When a subscription model doesn't fit…

London 2017-05-23

The ability to accept online payments has been transformed in recent years. Payment providers such as PayPal, Stripe, Zuora have made it relatively simple to accept online payments for one-off items or re-occurring services. The license model applied to a re-occurring service is, of course, a subscription. Whether it's a monthly subscription to a music streaming service like Spotify, or a monthly subscription to digital news content provided by a company like the Economist, the subscription model can work well. Among content providers, it is popular because it is simple to understand for the end customer, relatively simple to price and, if priced correctly, can also be lucrative for the content provider (Note that here I am using 'content provider' to be any provider of digital content from applications to video, to music to text, etc.). The subscription model is also popular because it is the main license model supported by payment providers such as Stripe and Zuora. They make it easy for content providers to deploy the model, offer discounts, track usage, process payments on a global basis, reconcile local taxes (in some cases) and easily integrate the payment engine into their own websites.

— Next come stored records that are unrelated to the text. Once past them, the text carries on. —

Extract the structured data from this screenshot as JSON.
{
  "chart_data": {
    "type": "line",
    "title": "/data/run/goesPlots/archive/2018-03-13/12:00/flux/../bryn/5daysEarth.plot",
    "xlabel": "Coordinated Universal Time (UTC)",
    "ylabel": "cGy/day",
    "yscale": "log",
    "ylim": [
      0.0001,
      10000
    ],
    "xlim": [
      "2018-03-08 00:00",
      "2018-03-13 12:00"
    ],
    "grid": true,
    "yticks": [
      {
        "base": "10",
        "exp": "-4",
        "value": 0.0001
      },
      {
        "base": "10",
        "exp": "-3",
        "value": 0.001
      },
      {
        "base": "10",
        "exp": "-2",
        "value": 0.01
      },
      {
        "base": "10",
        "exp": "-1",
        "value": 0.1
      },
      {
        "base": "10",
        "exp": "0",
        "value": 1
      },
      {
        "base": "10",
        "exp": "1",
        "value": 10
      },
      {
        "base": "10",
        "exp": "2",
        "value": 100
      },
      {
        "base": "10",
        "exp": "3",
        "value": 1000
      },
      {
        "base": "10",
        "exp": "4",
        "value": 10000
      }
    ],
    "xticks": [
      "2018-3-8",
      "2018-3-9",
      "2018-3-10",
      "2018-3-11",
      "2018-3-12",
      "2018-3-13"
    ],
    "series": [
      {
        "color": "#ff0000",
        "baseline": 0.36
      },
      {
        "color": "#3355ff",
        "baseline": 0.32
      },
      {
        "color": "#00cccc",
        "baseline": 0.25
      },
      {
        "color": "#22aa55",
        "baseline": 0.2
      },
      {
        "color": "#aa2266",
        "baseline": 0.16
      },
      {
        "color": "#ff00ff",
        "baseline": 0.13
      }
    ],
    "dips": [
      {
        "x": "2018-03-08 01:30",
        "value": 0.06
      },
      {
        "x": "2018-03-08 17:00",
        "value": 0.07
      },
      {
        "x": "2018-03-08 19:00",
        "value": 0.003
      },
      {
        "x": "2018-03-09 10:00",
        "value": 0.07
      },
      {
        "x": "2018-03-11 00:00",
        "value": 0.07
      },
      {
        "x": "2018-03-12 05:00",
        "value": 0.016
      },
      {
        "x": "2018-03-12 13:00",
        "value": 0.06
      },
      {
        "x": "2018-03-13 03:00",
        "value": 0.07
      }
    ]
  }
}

But not all types of content products are suitable for being shoehorned into a subscription model. This is particularly the case in B2B models. Take a simulation application for example. It doesn't really matter what is being simulated, but such an application is likely to be relatively sophisticated in composition, requires a decent amount of processing power to run and is likely to be more, rather than less expensive to purchase. It may also not be used that frequently. In this case, a subscription model is not suitable because the end customer will be paying for something they are not actually using on a regular basis. In contrast, an 'aggregate use time' license model may be more appropriate as it would charge the customer based on a pre-booked amount of usage. Similarly, a 'consumption time' model may be appropriate if the end customer would prefer to pay on an ad hoc basis.

Customers want and expect flexibility in paying for online services, particularly in B2B cases.

Another example of where a subscription model is not suitable is where an online application/service is accessed by multiple people but each requires it on an infrequent basis. One subscription per person would likely cost the end customer more than they would likely be happy to pay, so being able to offer them a floating pool of licenses, which can be drawn down by different people on an 'as needed' basis would offer much greater flexibility than a simple subscription. A floating model, tied to an aggregate use time model, could offer the best of both worlds, by offering multiple employees access to the online service but at the same time also 'capping' the total amount of time the application can be used for, thereby limiting the cost.

It is worth keeping in mind that customers want and expect flexibility in paying for online services, particularly in B2B cases. The success of services such as Amazon's AWS for example, has fundamentally shifted the B2B buyer's expectation to one where he or she will likely prefer to pay only for what is used - whether measured by time, storage, CPU cycles, feature set or similar.

The license models listed above need not be difficult to deploy. The 10Duke Entitlements engine offers simple web-based configuration to these and many more licensing models, suitable for both B2C and B2B businesses. Rather than trying to shoehorn your online service into a subscription model, you can still leverage the processing capabilities of online payment providers such as PayPal, Stripe, Recurly, Zuroa, Braintree, FastSpring, and Ayden but apply a license model or models to your products which is tailored to them specifically and more appropriately suits the nature of the underlying application or service you are offering.